Hurricane further dampened some harvest efforts, events

HurricaneTalk about a sad seasonal soaking. In the wake of Hurricane Michael, the Northern Neck Farm Museum posted Oct. 14 on Facebook that the wind and rain “have blown down our corn maze and washed away our pumpkin patch.” The damage forced cancellation of the museum’s Oct. 27 and 28 Fall Festival, but failed to dampen officials’ spirits. They have rescheduled the museum’s Plowing Day, which features vintage farm equipment, for Oct. 27.

Farms in southern and eastern parts of Virginia saw storm-related complications for harvest and small grain planting. A National Agricultural Statistics Service crop progress report released Oct. 15 noted some particularly soggy areas after the hurricane’s sweep across the state on Oct. 11. The report includes county-specific assessments from Virginia Cooperative Extension staff.

As of Oct. 14, NASS reported 87 percent of Virginia’s corn crop for grain, 85 percent of its apple crop, 44 percent of peanuts and 12 percent of cotton had been harvested. Forty-four percent of barley and 22 percent of winter wheat had been planted.

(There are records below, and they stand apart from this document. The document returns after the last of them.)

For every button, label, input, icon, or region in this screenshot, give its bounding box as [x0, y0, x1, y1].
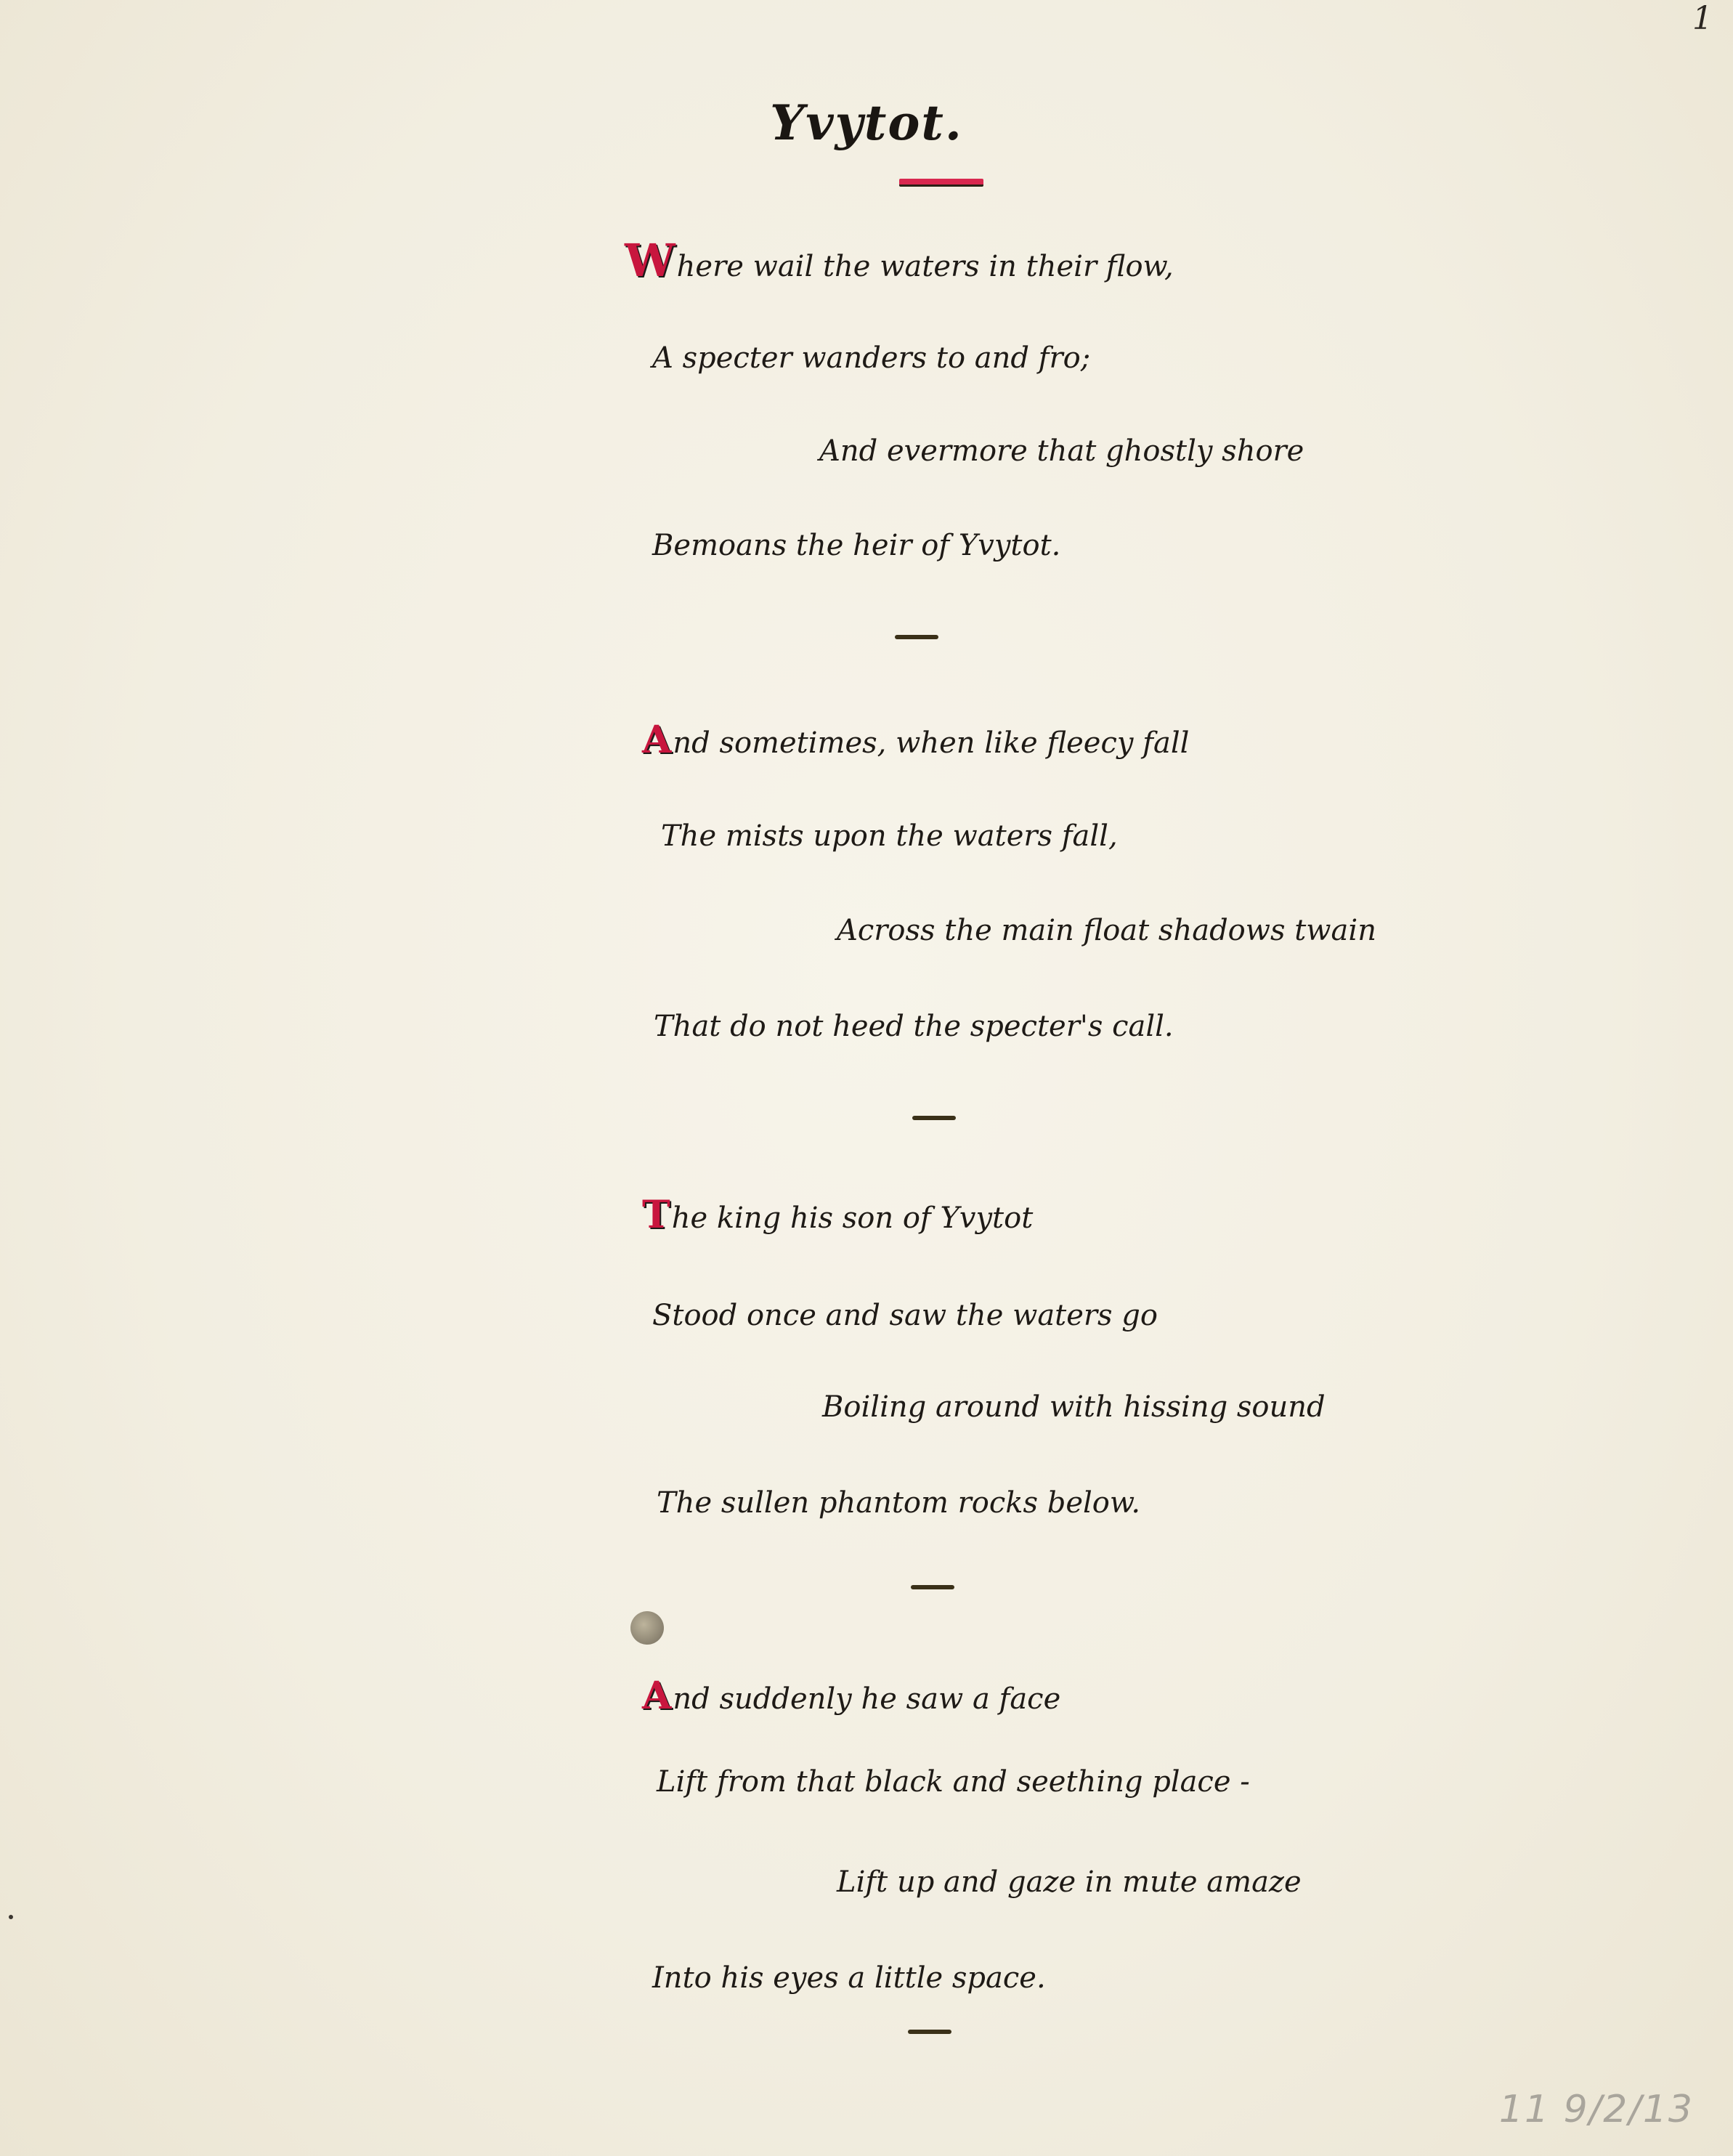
stanza-2-line-3: Across the main float shadows twain	[837, 914, 1376, 947]
stanza-4-line-1	[642, 1674, 1060, 1718]
drop-cap-a: A	[642, 718, 672, 762]
drop-cap-w: W	[625, 234, 675, 287]
stanza-4-line-3: Lift up and gaze in mute amaze	[837, 1865, 1302, 1899]
drop-cap-a: A	[642, 1674, 672, 1718]
stanza-2-line-1-text: nd sometimes, when like fleecy fall	[673, 726, 1190, 760]
stanza-divider	[895, 635, 938, 639]
stanza-divider	[911, 1585, 954, 1589]
stanza-3-line-4: The sullen phantom rocks below.	[657, 1486, 1141, 1520]
drop-cap-t: T	[642, 1193, 670, 1237]
stanza-1-line-1	[625, 234, 1174, 287]
stanza-1-line-3: And evermore that ghostly shore	[819, 434, 1304, 468]
stanza-2-line-2: The mists upon the waters fall,	[661, 819, 1118, 853]
stanza-4-line-2: Lift from that black and seething place -	[657, 1765, 1250, 1799]
stanza-2-line-1	[642, 718, 1189, 762]
stanza-1-line-4: Bemoans the heir of Yvytot.	[652, 529, 1061, 562]
stanza-1-line-2: A specter wanders to and fro;	[652, 341, 1091, 375]
stanza-divider	[908, 2030, 951, 2034]
ink-speck	[9, 1915, 13, 1919]
stanza-4-line-1-text: nd suddenly he saw a face	[673, 1682, 1061, 1716]
wax-seal-mark	[630, 1611, 664, 1645]
stanza-divider	[912, 1116, 956, 1120]
title-underline	[899, 179, 983, 187]
stanza-2-line-4: That do not heed the specter's call.	[654, 1010, 1174, 1043]
archive-stamp: 11 9/2/13	[1498, 2088, 1694, 2131]
stanza-3-line-1-text: he king his son of Yvytot	[671, 1201, 1034, 1235]
stanza-4-line-4: Into his eyes a little space.	[652, 1961, 1046, 1995]
stanza-1-line-1-text: here wail the waters in their flow,	[676, 250, 1174, 283]
stanza-3-line-2: Stood once and saw the waters go	[652, 1299, 1158, 1332]
stanza-3-line-1	[642, 1193, 1033, 1237]
stanza-3-line-3: Boiling around with hissing sound	[822, 1390, 1326, 1424]
page-number: 1	[1692, 0, 1713, 37]
poem-title: Yvytot.	[770, 94, 963, 151]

Scott Reiter, an Extension agriculture and natural resources agent, said farmers in Charles City, Prince George, Surrey and Sussex counties “raced Hurricane Michael to get many crops in before the storm blew through. Corn, cotton and peanuts were harvested right up to the rain starting on Thursday. … The main threat now is additional rainfall preventing harvest of peanuts, cotton and soybeans.”

In Brunswick County, more than 30 roads were closed, and fallen trees damaged farm fences, allowing some livestock to get loose, according to Cynthia Gregg, an Extension agriculture agent. “Some soybeans have been completely flooded out, and others are leaning badly,” Gregg noted. “Soybeans that took a hit from Hurricane Florence are in worse shape now. Corn still in the fields took a beating as well. Hay fields and pastures were flooded, and many still have pools of standing water in them.”

Todd Scott, Extension ag agent in Campbell County, reported that “early planted (soy)beans … are a total loss. The wet weather and high humidity has caused sprouting/fungus/or rotting in the pods. It has been almost impossible to get in the fields even on weeks of nice weather due to the wet, muddy ground.” Silage, which is fed to animals, “was extremely hard to harvest on time due to muddy fields.”

Farther west, “farm roads, fences and a few structures sustained damage” in Grayson County, reported Extension agent Kevin Spurlin. “Mudslides also occurred in some areas. Overall, the effects were more damaging than those of Hurricane Florence a few weeks ago.”